Do I need a Forum for my brand?

Forums are dead, extinct!…at least as we used to know them. Most forums you used to frequent have probably either shut down or are ghosts of themselves in terms of traffic and activity. Social media killed forums, but didn’t solve the core problem forums solved; in fact, social media only made it worse.

What forums are not

Forums are not about the individuals; rather, they’re about a shared interest. Nobody comes to a forum to see what you had for breakfast or where you went vacationing unless it aligns with the forum’s subject or theme. The closest you’ll get to a dopamine hit is when many users engage with a helpful post you made or contribute answers to your question.

If the community deems you knowledgeable on the topic or genuinely in need, then you get engagements. Users are there to rub minds with those of common interest and stay on topic, not to get distracted by personal stuff. There are always personal squabbles, as you would expect, but they are, more often than not, rooted in the topic of discussion.

What forums are

Forums bring together people who share a common interest, offering them the opportunity to discuss various topics related to their shared interest.

Forums are primarily meant for users to share their experiences and learn from others in a well-structured manner. They are topical in nature and stick to a specific topic in each thread. What makes forums excel in this is their structure (sorted into sub-forums, threads and pages), easy crawlability and indexability by search engines. The linking structure of forums makes it possible even for specific comments to show up in search engine results.

If you found a reputable forum on a subject or topic, you can rest assured that you’ll get in-depth knowledge because several possible scenarios will be mentioned/debated. A Forum is more than just commenting; it’s a robust, drill-down discussion. Years later, you can still find the discussions in search results, and they could help you resolve a burning issue.

This makes forums the perfect platform to archive discussions that could still get referenced years down the road.

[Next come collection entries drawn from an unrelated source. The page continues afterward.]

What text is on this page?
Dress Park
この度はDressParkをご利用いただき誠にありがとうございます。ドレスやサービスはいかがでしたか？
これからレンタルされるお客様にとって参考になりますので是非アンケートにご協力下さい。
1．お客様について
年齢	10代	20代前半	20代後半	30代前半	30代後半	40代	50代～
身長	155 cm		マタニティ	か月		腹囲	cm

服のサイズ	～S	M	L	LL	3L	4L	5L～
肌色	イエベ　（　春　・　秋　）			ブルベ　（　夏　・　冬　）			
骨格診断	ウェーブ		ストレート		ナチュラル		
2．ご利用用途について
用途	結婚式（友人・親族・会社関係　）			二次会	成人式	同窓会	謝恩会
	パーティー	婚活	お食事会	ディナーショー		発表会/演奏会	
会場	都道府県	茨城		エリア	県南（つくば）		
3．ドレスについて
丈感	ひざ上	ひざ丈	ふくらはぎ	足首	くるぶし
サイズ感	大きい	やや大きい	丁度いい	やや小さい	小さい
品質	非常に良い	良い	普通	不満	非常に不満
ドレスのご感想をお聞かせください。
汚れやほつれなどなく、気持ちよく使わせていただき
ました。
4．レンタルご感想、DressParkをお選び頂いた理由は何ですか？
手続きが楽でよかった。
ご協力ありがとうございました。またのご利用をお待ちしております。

Why did forums lose to social media

It’s all about massive personal data harvesting and dopamine; two things Forums aren’t built to give. Social media’s biggest competitor is sleep! It’s highly engineered for engagement. There are no helpful or unhelpful posts, only posts that stir the hornet’s nest and those that don’t. Those that do must be good and are boosted by the algorithm. The shallower the better. There’s also the privacy angle. Everything about you is tracked, your phone is literally a personal tracker for Big Tech.

Forums cannot compete with these because they’re against the very reason people join forums in the first place.

What do forums do better than Social Media?

I have both owned and joined groups on platforms like Facebook, Telegram, WhatsApp, etc. They’re a conversational nightmare! The randomness is mind-boggling, and good luck finding past helpful responses in the haystack of posts. Worst of all is the search engine indexing. Content on these platforms is only made for the moment, you’re on your own anything after.

Forums’ biggest strength is their threaded nature. This makes it very easy to follow conversations. Throw in sub-forums and you have better specificity in the threads.

What types of forums are worth creating?

Support forums are a go-to, especially for a brand that wishes to provide customer support or foster customer-to-customer engagement. Some micro-niche forums might also still do well.

Broad topic forums will seriously struggle although there are the Reddits and Quoras (which are heavily funded by the way), that are general forums and have integrated social elements which worked for them. There’s, of course, the debate of how replies should be handled in forums: quoted vs embedded replies. Embedded replies bury replies and make them really hard to find. Although quoted replies result in duplicate posts, it gives a more linear structure to the discussion, making it really difficult to miss replies.

Conclusion

Podcasting used to be a big deal a while back until it lost popularity. Guess what, it has staged a comeback (often in video format). I believe forums will stage a comeback. I don’t know what would change when that happens, but I’m very certain forums will stage a comeback.

A forum remains a powerful tool for your customer/user engagement if used correctly.